We also discussed what general strikes can and can’t do in the US compared to other countries, and the history of why they are so hard to pull off here. (Thanks/no thanks, Taft-Hartley Act and Roberts Court!)
And we reflected on what it means to be one year into Trump’s second term.
Almost everything that’s happened was knowable in advance given what Trump promised to do—but there has been no accountability for the Democratic leaders, media, and professional sensemakers who failed us by systematically minimizing that threat during the campaign. There’s a danger in the mentality of “we’ll fix it in the midterms,” as if democracy is on pause and damage isn’t accumulating every day. It creates a sort of bystander problem, where everyone is looking around waiting for someone else to do something, instead of realizing that we are the ones we’re waiting for.

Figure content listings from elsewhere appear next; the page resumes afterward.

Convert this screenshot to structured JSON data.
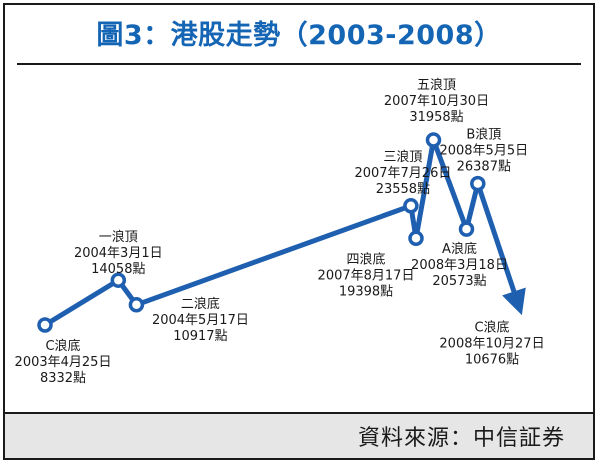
{
  "title": "圖3：港股走勢（2003-2008）",
  "source": "資料來源：中信証券",
  "colors": {
    "line": "#1f5fb0",
    "title": "#1565b5",
    "text": "#1a1a1a",
    "source_bg": "#e6e6e6"
  },
  "chart_data": {
    "type": "line",
    "title": "圖3：港股走勢（2003-2008）",
    "xlabel": "",
    "ylabel": "",
    "x": [
      "2003-04-25",
      "2004-03-01",
      "2004-05-17",
      "2007-07-26",
      "2007-08-17",
      "2007-10-30",
      "2008-03-18",
      "2008-05-05",
      "2008-10-27"
    ],
    "values": [
      8332,
      14058,
      10917,
      23558,
      19398,
      31958,
      20573,
      26387,
      10676
    ],
    "ylim": [
      0,
      34000
    ],
    "grid": false,
    "last_segment_arrow": true,
    "annotations": [
      {
        "name": "C浪底",
        "date": "2003年4月25日",
        "value": "8332點"
      },
      {
        "name": "一浪頂",
        "date": "2004年3月1日",
        "value": "14058點"
      },
      {
        "name": "二浪底",
        "date": "2004年5月17日",
        "value": "10917點"
      },
      {
        "name": "三浪頂",
        "date": "2007年7月26日",
        "value": "23558點"
      },
      {
        "name": "四浪底",
        "date": "2007年8月17日",
        "value": "19398點"
      },
      {
        "name": "五浪頂",
        "date": "2007年10月30日",
        "value": "31958點"
      },
      {
        "name": "A浪底",
        "date": "2008年3月18日",
        "value": "20573點"
      },
      {
        "name": "B浪頂",
        "date": "2008年5月5日",
        "value": "26387點"
      },
      {
        "name": "C浪底",
        "date": "2008年10月27日",
        "value": "10676點"
      }
    ]
  }
}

Too often, things are framed as whether Trump or Democrats are winning or losing—not whether all of us are losing and what the impacts on all of our lives are. And too few recognize that Americans trust neither party to fix the problems in their lives, which causes us to overread polling fluctuations on which party is more trusted on which issue. If Democrats want to claim the world would be better for working people with them in power, they don’t have to wait for the next election — they should demonstrate that like Mamdani did when he showed up for striking nurses.
The horrific ICE raids we’re seeing are unfortunately what you see when the logic and tactics of 25 years of American counterinsurgency policing abroad becomes the template for policing us. As Anat put it, “authoritarianism is imperialism brought home.” Thankfully, the #BraveOfUS are showing up for our neighbors and communities.